# Faulty turbo/masss indicators



## mads334 (Feb 5, 2005)

First of all I had to replace 2 mass indicators.The car had no power & it was smoking black. Then the engine ran out of oil, they changed the EGR valve. 1 month later, same happend. No oil on the engine, dismatled the turbo and it was filled with oil/ intercooler the same. The fans in the turbo was disfigured & they need to replace the entire turbo.It has been 3 weeks since it happend & still no turbo, due to turbo`s not availibly /not in stock.
Now they claim that it has not been the mass indicators who has been the problem, it has been the turbo all along since iy has been throwing oil onto the mass indicator, and causing it to fail. Obviously x-trail 20002 disel modells has an turbo/engine problem.
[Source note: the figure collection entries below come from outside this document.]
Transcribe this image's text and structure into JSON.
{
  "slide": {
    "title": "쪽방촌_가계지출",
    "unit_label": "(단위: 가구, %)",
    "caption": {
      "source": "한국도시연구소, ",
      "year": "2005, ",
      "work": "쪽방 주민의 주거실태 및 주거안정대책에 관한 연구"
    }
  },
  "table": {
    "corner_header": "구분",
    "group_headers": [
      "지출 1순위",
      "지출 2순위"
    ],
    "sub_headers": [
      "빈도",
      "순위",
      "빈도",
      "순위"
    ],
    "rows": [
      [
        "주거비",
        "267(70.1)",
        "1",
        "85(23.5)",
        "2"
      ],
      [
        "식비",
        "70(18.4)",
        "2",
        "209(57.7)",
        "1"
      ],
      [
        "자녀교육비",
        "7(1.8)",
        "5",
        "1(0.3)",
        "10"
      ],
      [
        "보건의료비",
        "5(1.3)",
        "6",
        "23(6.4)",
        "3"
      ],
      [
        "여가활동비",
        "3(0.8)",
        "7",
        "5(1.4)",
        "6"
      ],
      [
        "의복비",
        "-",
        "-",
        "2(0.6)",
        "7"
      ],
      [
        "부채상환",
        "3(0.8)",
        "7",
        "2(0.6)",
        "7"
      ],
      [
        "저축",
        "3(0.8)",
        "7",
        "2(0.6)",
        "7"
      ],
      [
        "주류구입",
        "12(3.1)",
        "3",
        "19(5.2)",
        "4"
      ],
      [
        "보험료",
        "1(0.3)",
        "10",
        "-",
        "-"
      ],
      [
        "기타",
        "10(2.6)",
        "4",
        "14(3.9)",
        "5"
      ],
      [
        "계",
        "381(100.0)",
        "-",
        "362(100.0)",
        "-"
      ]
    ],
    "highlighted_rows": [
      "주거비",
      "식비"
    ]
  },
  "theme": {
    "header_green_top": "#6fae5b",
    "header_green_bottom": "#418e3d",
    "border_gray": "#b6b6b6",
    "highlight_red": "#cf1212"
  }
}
Please let me know if you have similar problems : [email protected]


----------



## Lukasz (Oct 14, 2004)

I believe that some television reporter (either from the UK or Aus) was having the same issues with his x-trail. He has a website entirely about the problems he had, parts he'd replaced...and the progress...
You're gonna have to do a search for it, thought, as I've got to go to work at the moment. 
Good Luck

Lukasz



mads334 said:


> First of all I had to replace 2 mass indicators.The car had no power & it was smoking black. Then the engine ran out of oil, they changed the EGR valve. 1 month later, same happend. No oil on the engine, dismatled the turbo and it was filled with oil/ intercooler the same. The fans in the turbo was disfigured & they need to replace the entire turbo.It has been 3 weeks since it happend & still no turbo, due to turbo`s not availibly /not in stock.
> Now they claim that it has not been the mass indicators who has been the problem, it has been the turbo all along since iy has been throwing oil onto the mass indicator, and causing it to fail. Obviously x-trail 20002 disel modells has an turbo/engine problem.
> 
> Please let me know if you have similar problems : [email protected]


----------



## aussietrail (Sep 24, 2004)

*url*

Here is the link to that web site you mentioned. He's from the UK

http://www.myxtrail.com/index.html


----------



## mads334 (Feb 5, 2005)

mads334 said:


> First of all I had to replace 2 mass indicators.The car had no power & it was smoking black. Then the engine ran out of oil, they changed the EGR valve. 1 month later, same happend. No oil on the engine, dismatled the turbo and it was filled with oil/ intercooler the same. The fans in the turbo was disfigured & they need to replace the entire turbo.It has been 3 weeks since it happend & still no turbo, due to turbo`s not availibly /not in stock.
> Now they claim that it has not been the mass indicators who has been the problem, it has been the turbo all along since iy has been throwing oil onto the mass indicator, and causing it to fail. Obviously x-trail 20002 disel models has an turbo/engine problem.
> 
> Please let me know if you have similar problems : [email protected]


Update 10.02.2005: The engine is now pronounced dead and need to be replaced or major parts need to be replaced.What caused the engine to fail is unknown.Nissan is supplying me with a brand new x-trail while they are working on my car.
If anyone have similar experience with this model please let me know: 2002 mod 2,2 diesel 6 speed manuell transmission.


----------